At the Parramatta meeting, a casual high school teacher with 28 years’ experience told the World Socialist Web Site that she had learned a great deal from the meeting about the agenda behind NAPLAN and My School. “I learned about what is happening in the US and UK, where schools are being closed down based on testing and ranking systems. My School has created a lot of anxiety among parents and students, as well as teachers. Parents, without fully understanding the way the test results are being used, are already thinking that they must take their kids to other suburbs with better performing schools.
“The NAPLAN results depend to a large extent on the backgrounds and socio-economic circumstances of the students. You can’t expect the best results in poor areas. There is a lot of stress for the students because of constant testing. The kids draw the conclusion that all that counts is what is assessed, so they are not interested in other broader information.
“I have noticed that over recent years as a casual teacher. If we try to broaden students’ minds, they immediately ask if the material is being tested. I am concerned about the dumbing down of education, especially in areas like English and history.”
David, a casual English teacher, said that the history of the unions’ suppression of opposition to the pro-business restructuring of education was revealing. He said the government's agenda was to shift funding away from public education. “The government has no interest in educating the majority, who are heading towards low skill jobs ... It also wants less critical thinking, and no proper understanding of history.
“The attacks on education are also to direct funding to the financial sector ... The stimulus package has to be paid for. The privatisation of education is an enormous saving.”

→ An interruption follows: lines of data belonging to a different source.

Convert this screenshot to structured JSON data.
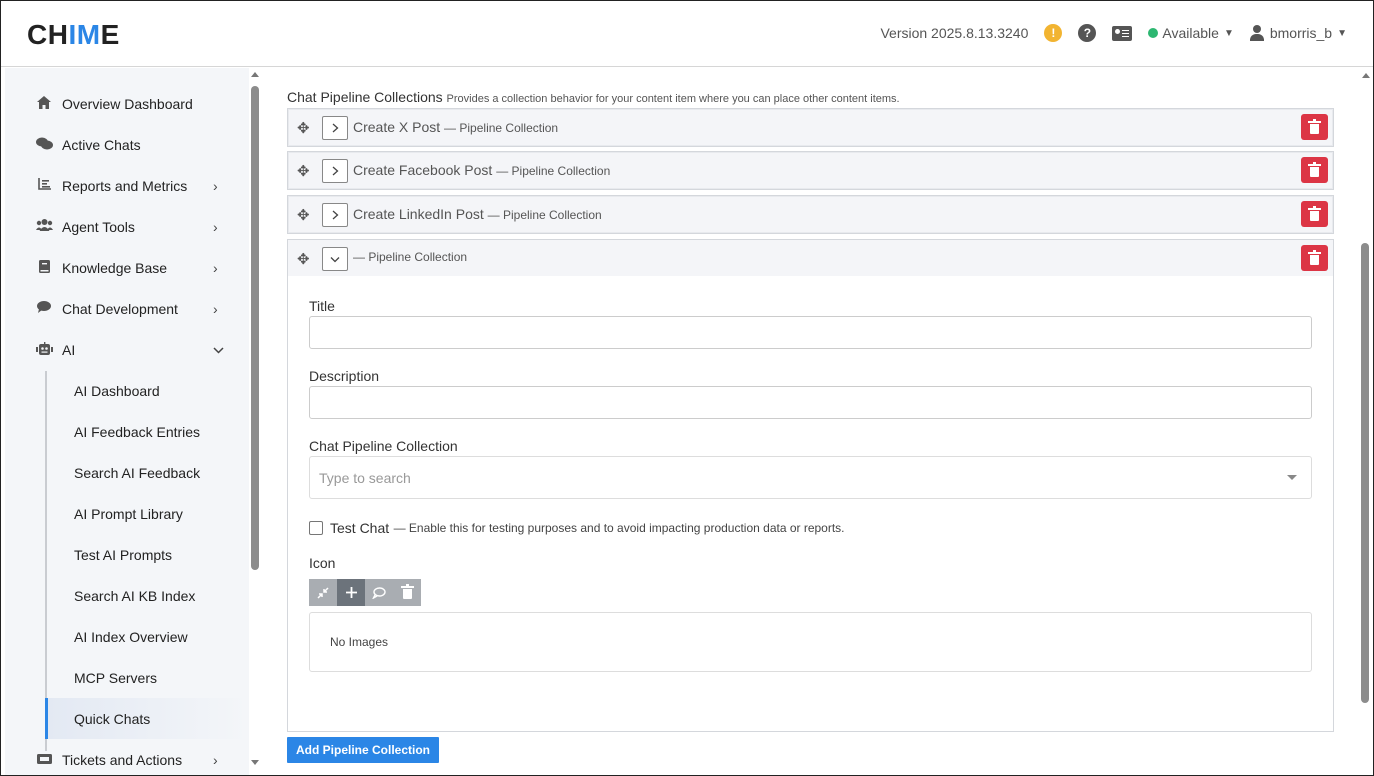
{
  "header": {
    "logo_prefix": "CH",
    "logo_highlight": "IM",
    "logo_suffix": "E",
    "version": "Version 2025.8.13.3240",
    "warning_glyph": "!",
    "help_glyph": "?",
    "status": "Available",
    "status_color": "#2db771",
    "username": "bmorris_b"
  },
  "sidebar": {
    "items": [
      {
        "label": "Overview Dashboard",
        "icon": "home-icon",
        "glyph": "⌂",
        "has_chevron": false
      },
      {
        "label": "Active Chats",
        "icon": "comments-icon",
        "glyph": "💬",
        "has_chevron": false
      },
      {
        "label": "Reports and Metrics",
        "icon": "chart-icon",
        "glyph": "☰",
        "chevron": "›"
      },
      {
        "label": "Agent Tools",
        "icon": "users-icon",
        "glyph": "👥",
        "chevron": "›"
      },
      {
        "label": "Knowledge Base",
        "icon": "book-icon",
        "glyph": "▤",
        "chevron": "›"
      },
      {
        "label": "Chat Development",
        "icon": "chat-bubble-icon",
        "glyph": "●",
        "chevron": "›"
      },
      {
        "label": "AI",
        "icon": "robot-icon",
        "glyph": "🤖",
        "chevron": "⌄"
      },
      {
        "label": "Tickets and Actions",
        "icon": "ticket-icon",
        "glyph": "▬",
        "chevron": "›"
      }
    ],
    "ai_subitems": [
      "AI Dashboard",
      "AI Feedback Entries",
      "Search AI Feedback",
      "AI Prompt Library",
      "Test AI Prompts",
      "Search AI KB Index",
      "AI Index Overview",
      "MCP Servers",
      "Quick Chats"
    ],
    "active_subitem": "Quick Chats"
  },
  "main": {
    "section_title": "Chat Pipeline Collections",
    "section_desc": "Provides a collection behavior for your content item where you can place other content items.",
    "collections": [
      {
        "name": "Create X Post",
        "suffix": "— Pipeline Collection"
      },
      {
        "name": "Create Facebook Post",
        "suffix": "— Pipeline Collection"
      },
      {
        "name": "Create LinkedIn Post",
        "suffix": "— Pipeline Collection"
      }
    ],
    "expanded": {
      "suffix": "— Pipeline Collection",
      "title_label": "Title",
      "title_value": "",
      "description_label": "Description",
      "description_value": "",
      "pipeline_label": "Chat Pipeline Collection",
      "pipeline_placeholder": "Type to search",
      "test_chat_label": "Test Chat",
      "test_chat_desc": "— Enable this for testing purposes and to avoid impacting production data or reports.",
      "test_chat_checked": false,
      "icon_label": "Icon",
      "toolbar": [
        {
          "name": "collapse-icon",
          "glyph": "⤡"
        },
        {
          "name": "plus-icon",
          "glyph": "+"
        },
        {
          "name": "speech-bubble-icon",
          "glyph": "◯"
        },
        {
          "name": "trash-icon",
          "glyph": "🗑"
        }
      ],
      "no_images": "No Images"
    },
    "add_button": "Add Pipeline Collection"
  },
  "colors": {
    "accent": "#2b86e6",
    "danger": "#dc3545",
    "sidebar_bg": "#f4f6f9"
  }
}
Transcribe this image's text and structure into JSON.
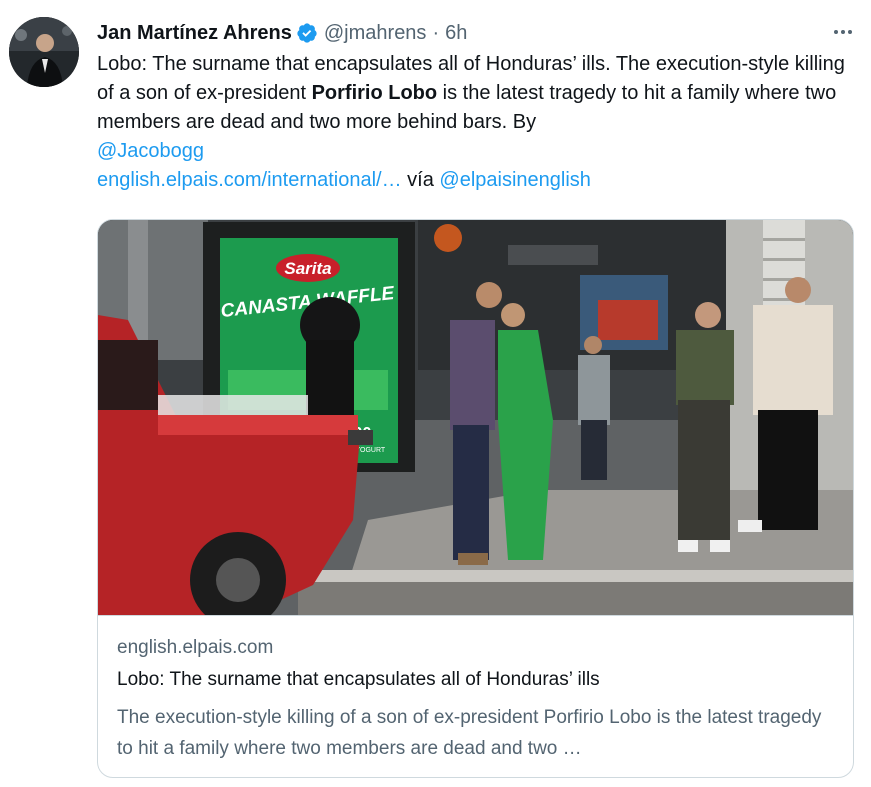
{
  "author": {
    "name": "Jan Martínez Ahrens",
    "handle": "@jmahrens",
    "separator": "·",
    "time": "6h",
    "avatar_icon": "person-avatar",
    "verified_icon": "verified-badge-icon"
  },
  "tweet": {
    "text_1": "Lobo: The surname that encapsulates all of Honduras’ ills. The execution-style killing of a son of ex-president ",
    "bold_name": "Porfirio Lobo",
    "text_2": " is the latest tragedy to hit a family where two members are dead and two more behind bars. By ",
    "mention": "@Jacobogg",
    "url": "english.elpais.com/international/…",
    "via_label": " vía ",
    "via_account": "@elpaisinenglish"
  },
  "card": {
    "domain": "english.elpais.com",
    "title": "Lobo: The surname that encapsulates all of Honduras’ ills",
    "description": "The execution-style killing of a son of ex-president Porfirio Lobo is the latest tragedy to hit a family where two members are dead and two …",
    "billboard_brand": "Sarita",
    "billboard_text": "CANASTA WAFFLE",
    "billboard_sub": "100",
    "billboard_sub2": "ZEEN YOGURT"
  },
  "colors": {
    "link": "#1d9bf0",
    "secondary_text": "#536471",
    "verified": "#1d9bf0",
    "truck": "#b52326",
    "dress": "#2aa24a"
  }
}
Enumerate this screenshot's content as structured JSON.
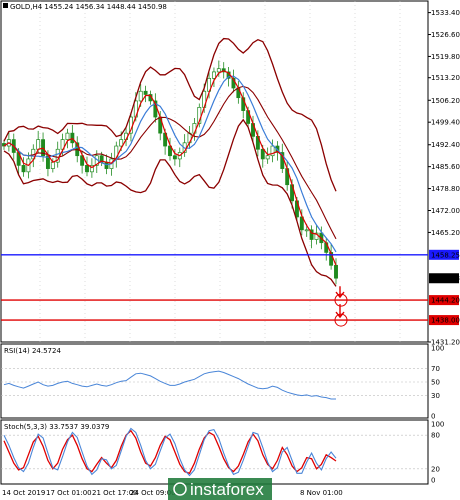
{
  "chart_data": [
    {
      "type": "candlestick",
      "title": "GOLD,H4  1455.24 1456.34 1448.44 1450.98",
      "ylim": [
        1431.2,
        1537.0
      ],
      "y_ticks": [
        "1533.40",
        "1526.60",
        "1519.80",
        "1513.20",
        "1506.20",
        "1499.40",
        "1492.40",
        "1485.60",
        "1478.80",
        "1472.00",
        "1465.20",
        "1458.25",
        "1450.98",
        "1444.20",
        "1438.00",
        "1431.20"
      ],
      "x_ticks": [
        "14 Oct 2019",
        "17 Oct 01:00",
        "21 Oct 17:00",
        "24 Oct 09:00",
        "8 Nov 01:00"
      ],
      "levels": [
        {
          "label": "1458.25",
          "value": 1458.25,
          "color": "#1a1aff"
        },
        {
          "label": "1444.20",
          "value": 1444.2,
          "color": "#e00000"
        },
        {
          "label": "1438.00",
          "value": 1438.0,
          "color": "#e00000"
        }
      ],
      "current_price": {
        "label": "1450.98",
        "value": 1450.98
      },
      "close_series": [
        1492,
        1494,
        1490,
        1486,
        1484,
        1488,
        1491,
        1494,
        1489,
        1485,
        1487,
        1491,
        1494,
        1496,
        1493,
        1489,
        1486,
        1484,
        1486,
        1489,
        1487,
        1485,
        1488,
        1492,
        1494,
        1496,
        1501,
        1506,
        1509,
        1508,
        1506,
        1501,
        1496,
        1492,
        1489,
        1488,
        1490,
        1493,
        1496,
        1499,
        1504,
        1509,
        1513,
        1515,
        1516,
        1515,
        1513,
        1510,
        1507,
        1503,
        1499,
        1495,
        1491,
        1488,
        1489,
        1492,
        1490,
        1485,
        1480,
        1475,
        1470,
        1466,
        1466,
        1463,
        1465,
        1462,
        1459,
        1455,
        1451
      ],
      "overlays": [
        {
          "name": "red_ma",
          "color": "#e00000"
        },
        {
          "name": "blue_ma",
          "color": "#3b7dd8"
        },
        {
          "name": "bollinger",
          "color": "#8b0000"
        }
      ],
      "annotations": [
        {
          "type": "arrow",
          "color": "#e00000",
          "from": 1450.98,
          "to": 1444.2
        },
        {
          "type": "arrow",
          "color": "#e00000",
          "from": 1444.2,
          "to": 1438.0
        }
      ]
    },
    {
      "type": "line",
      "title": "RSI(14) 24.5724",
      "ylim": [
        0,
        100
      ],
      "y_ticks": [
        "100",
        "70",
        "50",
        "30",
        "0"
      ],
      "values": [
        46,
        48,
        45,
        43,
        41,
        44,
        47,
        50,
        46,
        44,
        45,
        48,
        50,
        51,
        48,
        46,
        44,
        43,
        45,
        47,
        45,
        44,
        46,
        49,
        51,
        52,
        57,
        62,
        63,
        61,
        59,
        55,
        51,
        48,
        45,
        45,
        47,
        50,
        52,
        54,
        58,
        62,
        64,
        65,
        66,
        64,
        61,
        58,
        55,
        51,
        47,
        44,
        41,
        40,
        41,
        44,
        42,
        38,
        35,
        33,
        31,
        30,
        31,
        29,
        30,
        28,
        27,
        25,
        25
      ]
    },
    {
      "type": "line",
      "title": "Stoch(5,3,3) 33.7537 39.0379",
      "ylim": [
        0,
        100
      ],
      "y_ticks": [
        "100",
        "80",
        "20",
        "0"
      ],
      "series": [
        {
          "color": "#e00000",
          "values": [
            70,
            50,
            30,
            18,
            22,
            45,
            68,
            78,
            60,
            35,
            20,
            30,
            55,
            72,
            80,
            62,
            38,
            20,
            15,
            28,
            40,
            30,
            22,
            35,
            60,
            80,
            88,
            75,
            50,
            30,
            25,
            40,
            62,
            78,
            72,
            50,
            28,
            15,
            12,
            30,
            55,
            75,
            85,
            80,
            60,
            38,
            22,
            15,
            25,
            45,
            68,
            82,
            70,
            45,
            28,
            20,
            35,
            58,
            45,
            25,
            15,
            22,
            40,
            38,
            20,
            28,
            45,
            40,
            34
          ]
        },
        {
          "color": "#4a86d8",
          "values": [
            80,
            62,
            40,
            22,
            15,
            30,
            58,
            82,
            75,
            48,
            22,
            18,
            42,
            68,
            85,
            76,
            50,
            25,
            10,
            18,
            38,
            36,
            20,
            26,
            52,
            78,
            92,
            85,
            62,
            35,
            20,
            28,
            52,
            75,
            82,
            65,
            38,
            18,
            8,
            18,
            45,
            72,
            88,
            90,
            74,
            48,
            25,
            10,
            14,
            35,
            60,
            85,
            82,
            58,
            32,
            15,
            22,
            50,
            58,
            35,
            12,
            12,
            32,
            48,
            30,
            18,
            38,
            50,
            39
          ]
        }
      ]
    }
  ],
  "watermark": {
    "text": "instaforex",
    "color": "#1f7a3a"
  }
}
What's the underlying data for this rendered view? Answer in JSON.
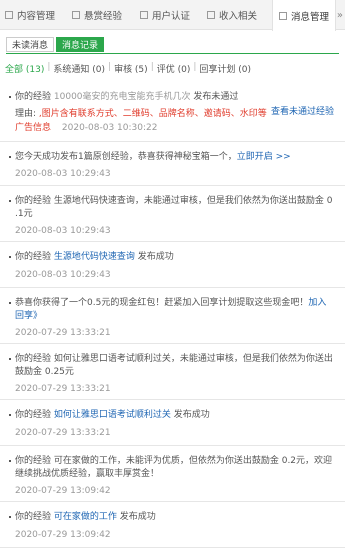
{
  "tabs": [
    {
      "label": "内容管理"
    },
    {
      "label": "悬赏经验"
    },
    {
      "label": "用户认证"
    },
    {
      "label": "收入相关"
    },
    {
      "label": "消息管理"
    }
  ],
  "more_label": "»",
  "subtabs": [
    {
      "label": "未读消息"
    },
    {
      "label": "消息记录"
    }
  ],
  "filters": [
    {
      "label": "全部 (13)"
    },
    {
      "label": "系统通知 (0)"
    },
    {
      "label": "审核 (5)"
    },
    {
      "label": "评优 (0)"
    },
    {
      "label": "回享计划 (0)"
    }
  ],
  "messages": [
    {
      "line1_prefix": "你的经验",
      "line1_gray": "10000毫安的充电宝能充手机几次",
      "line1_suffix": "发布未通过",
      "line1_link": "查看未通过经验",
      "line2_label": "理由:",
      "line2_red": ",图片含有联系方式、二维码、品牌名称、邀请码、水印等",
      "line3_red": "广告信息",
      "line3_time": "2020-08-03 10:30:22"
    },
    {
      "line1_text": "您今天成功发布1篇原创经验，恭喜获得神秘宝箱一个，",
      "line1_link": "立即开启 >>",
      "time": "2020-08-03 10:29:43"
    },
    {
      "line1_text": "你的经验 生源地代码快速查询，未能通过审核，但是我们依然为你送出鼓励金 0",
      "line2_text": ".1元",
      "time": "2020-08-03 10:29:43"
    },
    {
      "line1_prefix": "你的经验",
      "line1_link": "生源地代码快速查询",
      "line1_suffix": "发布成功",
      "time": "2020-08-03 10:29:43"
    },
    {
      "line1_text": "恭喜你获得了一个0.5元的现金红包！赶紧加入回享计划提取这些现金吧！",
      "line1_link": "加入",
      "line2_link": "回享》",
      "time": "2020-07-29 13:33:21"
    },
    {
      "line1_text": "你的经验 如何让雅思口语考试顺利过关，未能通过审核，但是我们依然为你送出",
      "line2_text": "鼓励金 0.25元",
      "time": "2020-07-29 13:33:21"
    },
    {
      "line1_prefix": "你的经验",
      "line1_link": "如何让雅思口语考试顺利过关",
      "line1_suffix": "发布成功",
      "time": "2020-07-29 13:33:21"
    },
    {
      "line1_text": "你的经验 可在家做的工作，未能评为优质，但依然为你送出鼓励金 0.2元，欢迎",
      "line2_text": "继续挑战优质经验，赢取丰厚赏金！",
      "time": "2020-07-29 13:09:42"
    },
    {
      "line1_prefix": "你的经验",
      "line1_link": "可在家做的工作",
      "line1_suffix": "发布成功",
      "time": "2020-07-29 13:09:42"
    }
  ],
  "colors": {
    "accent": "#2ba74b",
    "link": "#1f66b3",
    "error": "#e03c2c",
    "muted": "#999999"
  }
}
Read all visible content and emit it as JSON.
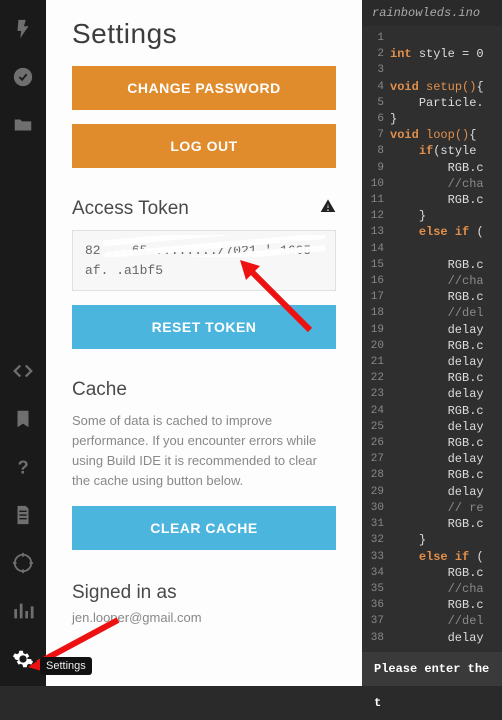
{
  "nav": {
    "tooltip": "Settings",
    "items": [
      "flash",
      "check",
      "folder",
      "code",
      "bookmark",
      "help",
      "doc",
      "target",
      "chart",
      "gear"
    ]
  },
  "settings": {
    "title": "Settings",
    "change_password": "CHANGE PASSWORD",
    "log_out": "LOG OUT",
    "access_token_label": "Access Token",
    "token_value": "82....65........./7021 ' 1605\naf. .a1bf5",
    "reset_token": "RESET TOKEN",
    "cache_label": "Cache",
    "cache_help": "Some of data is cached to improve performance. If you encounter errors while using Build IDE it is recommended to clear the cache using button below.",
    "clear_cache": "CLEAR CACHE",
    "signed_in_label": "Signed in as",
    "signed_in_email": "jen.looper@gmail.com"
  },
  "editor": {
    "filename": "rainbowleds.ino",
    "status": "Please enter the t",
    "lines": [
      {
        "n": 1,
        "html": ""
      },
      {
        "n": 2,
        "html": "<span class='kw'>int</span> <span class='tx'>style = 0</span>"
      },
      {
        "n": 3,
        "html": ""
      },
      {
        "n": 4,
        "html": "<span class='kw'>void</span> <span class='fn'>setup()</span><span class='br'>{</span>"
      },
      {
        "n": 5,
        "html": "    <span class='tx'>Particle.</span>"
      },
      {
        "n": 6,
        "html": "<span class='br'>}</span>"
      },
      {
        "n": 7,
        "html": "<span class='kw'>void</span> <span class='fn'>loop()</span><span class='br'>{</span>"
      },
      {
        "n": 8,
        "html": "    <span class='kw'>if</span><span class='tx'>(style</span>"
      },
      {
        "n": 9,
        "html": "        <span class='tx'>RGB.c</span>"
      },
      {
        "n": 10,
        "html": "        <span class='cm'>//cha</span>"
      },
      {
        "n": 11,
        "html": "        <span class='tx'>RGB.c</span>"
      },
      {
        "n": 12,
        "html": "    <span class='br'>}</span>"
      },
      {
        "n": 13,
        "html": "    <span class='kw'>else if</span> <span class='tx'>(</span>"
      },
      {
        "n": 14,
        "html": ""
      },
      {
        "n": 15,
        "html": "        <span class='tx'>RGB.c</span>"
      },
      {
        "n": 16,
        "html": "        <span class='cm'>//cha</span>"
      },
      {
        "n": 17,
        "html": "        <span class='tx'>RGB.c</span>"
      },
      {
        "n": 18,
        "html": "        <span class='cm'>//del</span>"
      },
      {
        "n": 19,
        "html": "        <span class='tx'>delay</span>"
      },
      {
        "n": 20,
        "html": "        <span class='tx'>RGB.c</span>"
      },
      {
        "n": 21,
        "html": "        <span class='tx'>delay</span>"
      },
      {
        "n": 22,
        "html": "        <span class='tx'>RGB.c</span>"
      },
      {
        "n": 23,
        "html": "        <span class='tx'>delay</span>"
      },
      {
        "n": 24,
        "html": "        <span class='tx'>RGB.c</span>"
      },
      {
        "n": 25,
        "html": "        <span class='tx'>delay</span>"
      },
      {
        "n": 26,
        "html": "        <span class='tx'>RGB.c</span>"
      },
      {
        "n": 27,
        "html": "        <span class='tx'>delay</span>"
      },
      {
        "n": 28,
        "html": "        <span class='tx'>RGB.c</span>"
      },
      {
        "n": 29,
        "html": "        <span class='tx'>delay</span>"
      },
      {
        "n": 30,
        "html": "        <span class='cm'>// re</span>"
      },
      {
        "n": 31,
        "html": "        <span class='tx'>RGB.c</span>"
      },
      {
        "n": 32,
        "html": "    <span class='br'>}</span>"
      },
      {
        "n": 33,
        "html": "    <span class='kw'>else if</span> <span class='tx'>(</span>"
      },
      {
        "n": 34,
        "html": "        <span class='tx'>RGB.c</span>"
      },
      {
        "n": 35,
        "html": "        <span class='cm'>//cha</span>"
      },
      {
        "n": 36,
        "html": "        <span class='tx'>RGB.c</span>"
      },
      {
        "n": 37,
        "html": "        <span class='cm'>//del</span>"
      },
      {
        "n": 38,
        "html": "        <span class='tx'>delay</span>"
      }
    ]
  }
}
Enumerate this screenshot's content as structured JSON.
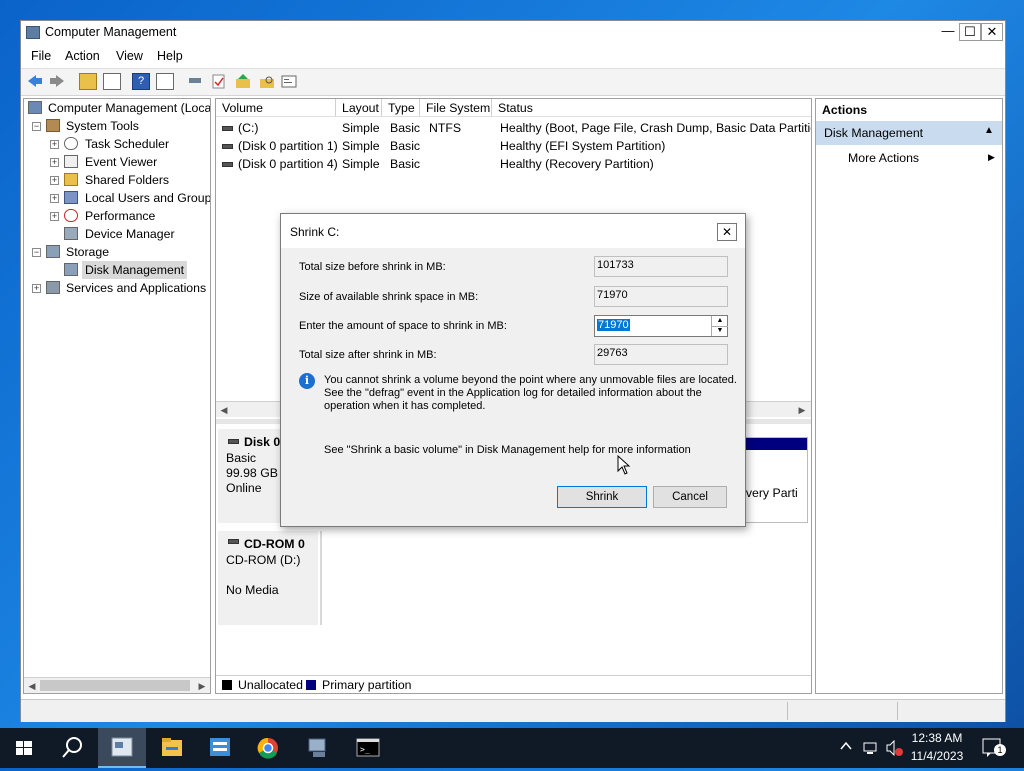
{
  "window": {
    "title": "Computer Management",
    "minimize": "—",
    "maximize": "☐",
    "close": "✕"
  },
  "menu": [
    "File",
    "Action",
    "View",
    "Help"
  ],
  "tree": {
    "root": "Computer Management (Local",
    "system_tools": "System Tools",
    "task_scheduler": "Task Scheduler",
    "event_viewer": "Event Viewer",
    "shared_folders": "Shared Folders",
    "local_users": "Local Users and Groups",
    "performance": "Performance",
    "device_manager": "Device Manager",
    "storage": "Storage",
    "disk_management": "Disk Management",
    "services": "Services and Applications"
  },
  "volumes": {
    "headers": [
      "Volume",
      "Layout",
      "Type",
      "File System",
      "Status"
    ],
    "rows": [
      {
        "volume": "(C:)",
        "layout": "Simple",
        "type": "Basic",
        "fs": "NTFS",
        "status": "Healthy (Boot, Page File, Crash Dump, Basic Data Partition)"
      },
      {
        "volume": "(Disk 0 partition 1)",
        "layout": "Simple",
        "type": "Basic",
        "fs": "",
        "status": "Healthy (EFI System Partition)"
      },
      {
        "volume": "(Disk 0 partition 4)",
        "layout": "Simple",
        "type": "Basic",
        "fs": "",
        "status": "Healthy (Recovery Partition)"
      }
    ]
  },
  "disk0": {
    "name": "Disk 0",
    "type": "Basic",
    "size": "99.98 GB",
    "state": "Online",
    "partition_fragment": "overy Parti"
  },
  "cdrom": {
    "name": "CD-ROM 0",
    "label": "CD-ROM (D:)",
    "media": "No Media"
  },
  "legend": {
    "unallocated": "Unallocated",
    "primary": "Primary partition"
  },
  "actions": {
    "header": "Actions",
    "section": "Disk Management",
    "more": "More Actions"
  },
  "dialog": {
    "title": "Shrink C:",
    "close": "✕",
    "total_before_label": "Total size before shrink in MB:",
    "total_before": "101733",
    "available_label": "Size of available shrink space in MB:",
    "available": "71970",
    "enter_label": "Enter the amount of space to shrink in MB:",
    "enter_value": "71970",
    "after_label": "Total size after shrink in MB:",
    "after": "29763",
    "info_line1": "You cannot shrink a volume beyond the point where any unmovable files are located.",
    "info_line2": "See the \"defrag\" event in the Application log for detailed information about the",
    "info_line3": "operation when it has completed.",
    "help": "See \"Shrink a basic volume\" in Disk Management help for more information",
    "shrink": "Shrink",
    "cancel": "Cancel"
  },
  "clock": {
    "time": "12:38 AM",
    "date": "11/4/2023"
  },
  "notification_count": "1",
  "colors": {
    "primary_partition": "#00007f",
    "unallocated": "#000000",
    "selection": "#cce8ff",
    "taskbar": "#101a26"
  }
}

At the Dandenong meeting, Juan, a teachers’ aide, said: “I’ve worked 10 years at my school. The conditions are disgraceful. The union has isolated everybody. I’m very concerned about what has happened. Some teachers end up with depression. The way things are, I feel they want to destroy the teachers. As one speaker said, for the government all education is about is generating profit. Education is to become a business. The schools have to become successful in the testing.”
Juan commented on the international character of the political and economic crises. “Obama is like all new politicians—they always promise something but they never give it. Politicians make so many promises they know they won’t achieve. There is great disillusionment with them, and great economic and social stress around the world.”